Voting rights experts say Mississippi's restrictions are among the harshest because the state bans voting by first-time offenders who commit non-violent felonies. And the process for restoring the right is onerous.
The criminal justice advocates who brought the challenge on behalf of Mississippians who have lost voting rights – including a man who bought a stolen appliance decades ago − said the ban is punishing tens of thousands of residents who have completed their sentences.
A divided U.S. Court of Appeals for the 5th Circuit last year dismissed the challenge, pointing to a 1974 Supreme Court decision that the Constitution's equal protection clause does not prevent states from banning felons from voting.

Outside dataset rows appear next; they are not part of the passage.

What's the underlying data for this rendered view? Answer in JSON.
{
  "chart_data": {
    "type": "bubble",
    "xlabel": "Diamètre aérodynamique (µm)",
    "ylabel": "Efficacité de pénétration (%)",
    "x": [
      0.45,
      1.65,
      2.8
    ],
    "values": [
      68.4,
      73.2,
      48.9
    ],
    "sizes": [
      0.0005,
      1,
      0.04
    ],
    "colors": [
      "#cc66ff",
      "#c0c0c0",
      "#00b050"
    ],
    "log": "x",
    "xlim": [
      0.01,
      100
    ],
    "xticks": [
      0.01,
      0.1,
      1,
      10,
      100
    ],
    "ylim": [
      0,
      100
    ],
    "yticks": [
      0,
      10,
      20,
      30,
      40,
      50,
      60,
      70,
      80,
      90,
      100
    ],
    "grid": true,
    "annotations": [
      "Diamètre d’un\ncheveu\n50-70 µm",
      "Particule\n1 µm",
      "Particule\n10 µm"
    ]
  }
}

The appeals court said that previous decision means those opposed to Mississippi's ban must 'do the hard work of persuading your fellow citizens that the law should change.'
The majority also said felon disenfranchisement is "not a punishment, much less cruel or unusual."

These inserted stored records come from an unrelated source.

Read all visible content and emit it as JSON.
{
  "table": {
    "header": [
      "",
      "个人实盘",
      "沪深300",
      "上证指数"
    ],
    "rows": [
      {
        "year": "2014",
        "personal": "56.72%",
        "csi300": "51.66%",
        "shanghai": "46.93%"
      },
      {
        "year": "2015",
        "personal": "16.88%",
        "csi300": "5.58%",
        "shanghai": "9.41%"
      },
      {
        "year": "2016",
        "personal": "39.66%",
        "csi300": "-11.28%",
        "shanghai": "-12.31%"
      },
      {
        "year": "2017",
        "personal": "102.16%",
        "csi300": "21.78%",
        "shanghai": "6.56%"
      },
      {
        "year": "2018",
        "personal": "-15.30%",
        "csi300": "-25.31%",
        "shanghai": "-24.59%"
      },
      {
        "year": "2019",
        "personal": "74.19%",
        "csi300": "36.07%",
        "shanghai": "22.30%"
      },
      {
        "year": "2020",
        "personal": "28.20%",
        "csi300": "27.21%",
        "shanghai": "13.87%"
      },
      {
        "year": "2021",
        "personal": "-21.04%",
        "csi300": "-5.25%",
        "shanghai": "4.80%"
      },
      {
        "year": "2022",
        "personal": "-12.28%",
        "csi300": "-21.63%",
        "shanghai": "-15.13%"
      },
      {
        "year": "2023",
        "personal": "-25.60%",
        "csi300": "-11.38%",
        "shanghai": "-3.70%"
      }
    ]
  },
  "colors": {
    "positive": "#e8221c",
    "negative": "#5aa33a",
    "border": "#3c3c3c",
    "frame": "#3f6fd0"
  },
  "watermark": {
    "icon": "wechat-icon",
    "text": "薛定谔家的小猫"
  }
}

The appeals court judges who dissented said there's now a national consensus among a large majority of states that permanent disenfranchisement of those who have completed their sentences is an exceptionally severe punishment.
'These individuals, despite having satisfied their debt to society, are precluded from ever fully participating in civic life,' Judge James Dennis wrote. 'To be sure, they are excluded from the most essential feature and expression of citizenship in a democracy − voting.'
Since 1974, twenty-six states have expanded voting rights for those with past felony convictions, according to filings.
A Mississippian can regain the right to vote through a pardon from the governor or if two-thirds of the state legislature approves the request, which rarely happens.
The voting restrictions were included in the state's constitution after an 1890 convention in which delegates eliminated the right to vote for people convicted of felonies thought to be "Black crimes," a perception based largely on which crimes were prosecuted.
The issue in the previous challenge the Supreme Court declined to consider was whether the 'taint' of a Jim Crow-era law could be 'cured' by later amendments that removed burglary from the list of crimes and added murder and rape.
This time, the issue was whether the restrictions violate the Eighth Amendment's ban on cruel and unusual punishments, and whether the Supreme Court's 1974 decision prevents a challenge.